The month of October, beside other things, reminds us of Gandhi Jayanti, may be because of national holiday. Had Mahatama Gandhi been alive now, he would have been celebrating his 148th birthday. Even when he died, he was 79 years old, which comes under elderly category. Just wondering what would have been the condition of old age people, had the “Father of the nation” been around.
As per the 2011 Census, there are nearly 104 million elderly people in India, 53 million of whom are women. Between 2001 and 2010, the country witnessed saw a 35 per cent growth in people above the age of 65. Of which, around 71 per cent of the elderly population resides in rural areas.
Again, if the latest study by the UN Population Fund India titled ‘Caring for our elders: Early response India Ageing Report 2017’ is to be believed, the percentage of elderly people, classified as those above 60 years of age, is expected to go up in India from 8 per cent in 2015 to 19 per cent in 2050. The number of senior citizens is set to grow three-fold from around 100 million at present to 300 million by 2050.
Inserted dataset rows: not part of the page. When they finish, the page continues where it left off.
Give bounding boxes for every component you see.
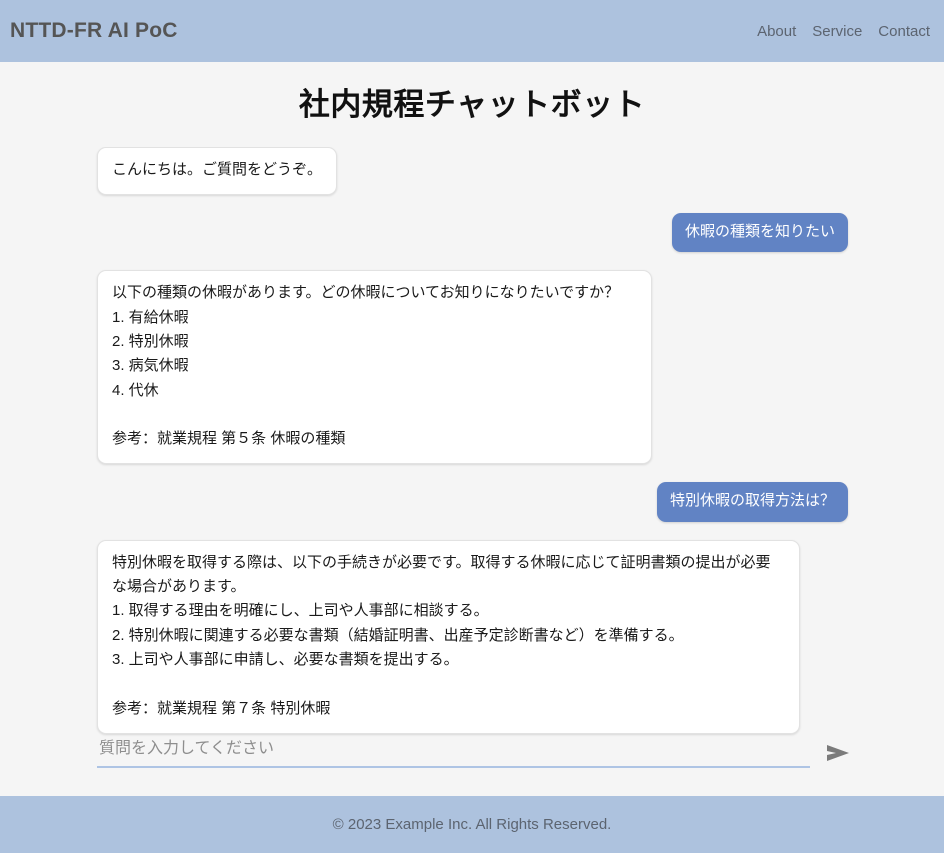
chat-message-user: 休暇の種類を知りたい [97,213,848,253]
nav-link-contact[interactable]: Contact [878,23,930,40]
send-arrow-icon [827,745,849,761]
message-bubble: 休暇の種類を知りたい [671,213,848,253]
chat-input-wrapper [97,736,810,768]
chat-message-bot: こんにちは。ご質問をどうぞ。 [97,146,848,196]
site-header: NTTD-FR AI PoC About Service Contact [0,0,944,62]
app-root: NTTD-FR AI PoC About Service Contact 社内規… [0,0,944,853]
nav-link-about[interactable]: About [757,23,796,40]
message-bubble: こんにちは。ご質問をどうぞ。 [97,146,338,196]
chat-input[interactable] [97,736,810,768]
chat-message-list: こんにちは。ご質問をどうぞ。 休暇の種類を知りたい 以下の種類の休暇があります。… [0,146,944,796]
main-content: 社内規程チャットボット こんにちは。ご質問をどうぞ。 休暇の種類を知りたい 以下… [0,62,944,796]
message-bubble: 特別休暇を取得する際は、以下の手続きが必要です。取得する休暇に応じて証明書類の提… [97,539,800,734]
site-footer: © 2023 Example Inc. All Rights Reserved. [0,796,944,853]
footer-copyright: © 2023 Example Inc. All Rights Reserved. [332,816,612,833]
brand-title: NTTD-FR AI PoC [10,19,178,42]
send-button[interactable] [824,742,852,766]
message-bubble: 以下の種類の休暇があります。どの休暇についてお知りになりたいですか？ 1. 有給… [97,270,652,465]
message-composer [97,736,852,768]
primary-nav: About Service Contact [757,23,930,40]
nav-link-service[interactable]: Service [812,23,862,40]
chat-message-bot: 以下の種類の休暇があります。どの休暇についてお知りになりたいですか？ 1. 有給… [97,270,848,465]
chat-message-bot: 特別休暇を取得する際は、以下の手続きが必要です。取得する休暇に応じて証明書類の提… [97,539,848,734]
message-bubble: 特別休暇の取得方法は？ [656,482,848,522]
page-title: 社内規程チャットボット [298,87,646,122]
chat-message-user: 特別休暇の取得方法は？ [97,482,848,522]
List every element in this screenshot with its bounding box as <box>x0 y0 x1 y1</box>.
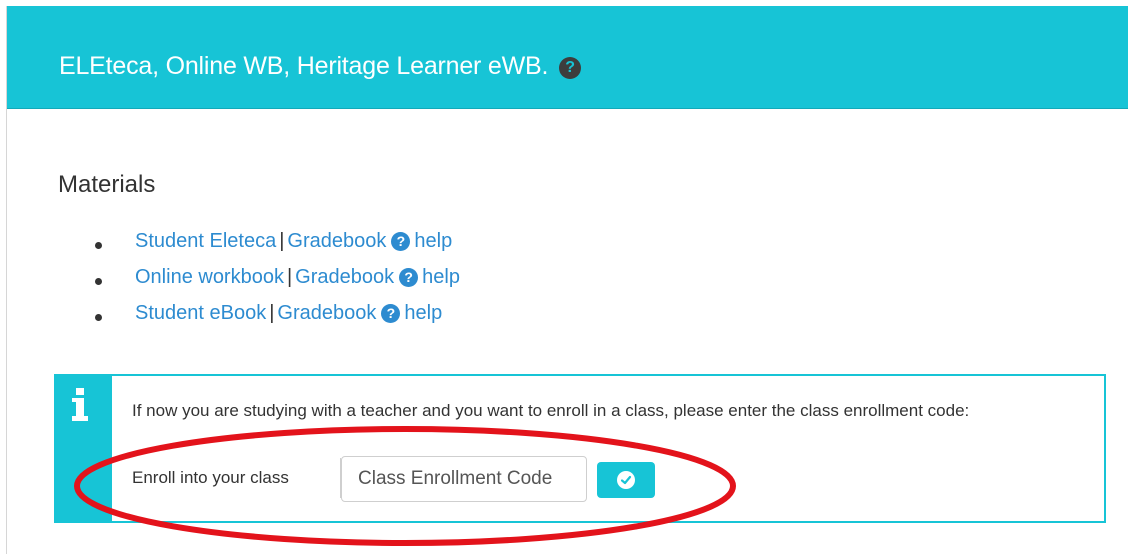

The challenge — and a major one — in front of the country is how to take care of such a large population of senior citizens. Everyone — including the government, civil society, communities and families — need to play their part for the welfare of the segment of the society. While children are expected to tend to their parents’ needs, the governments –at the Centre and states – should come up with welfare policies for these old age people and make sure that they are properly implemented.
The Ministry of Health and Family Welfare, for example, launched the National Programme for Health Care of the Elderly (NPHCE) in 2010. Many states have failed to implement its provisions fully, even after seven years. Tamil Nadu, in particular, did not utilise any of the funds granted by the Centre for this scheme between 2010 and 2015, a report by the Comptroller Auditor General has pointed out. States like Assam, Madhya Pradesh and Rajasthan have used between 20 per cent and 50 per cent of their funds. Only Maharashtra seems to have used almost all the funds allocated under this scheme.
There are a large number of aged people and the number has been increasing, with most of them living in poverty, without any roof over their heads or proper clothes and food. The budgetary allocation for their welfare has also been paltry. As per the report of the parliamentary standing committee dealing with the demand for grants for 2015-16, the amount allocated as the budget estimate stage was `50 crore in 2014-15 which was cut down to `25 crore at the revised estimate stage and only `10.45 crore actually utilised.
Interestingly, in a separate but related development, the Supreme Court recently sought the response from the states with regard to the status of old age homes in every district on a plea filed by former union minister Ashwini Kumar for protection of rights of senior citizens.
The government funds and assistance would not anyway be enough. People should pitch in at individual level too to help the senior citizens as 12.5 per cent of the total population will be over 60 by 2030 and nearly a fifth of the total population by 2050. Uday Modi, an ayurvedic doctor, is just an example of how a person can make a difference in the lives of others. He started a free-of-cost tiffin story for the elderly in Mira-Bhayandar Municipality in Mumbai 10 years ago. He had started with providing free tiffin service to two people every day and gradually the number grew to 200, with many on the waiting list.
We too should come forward and play our role in giving back to the society. By the way, did you know that October 1 is marked as International Day for the Elderly?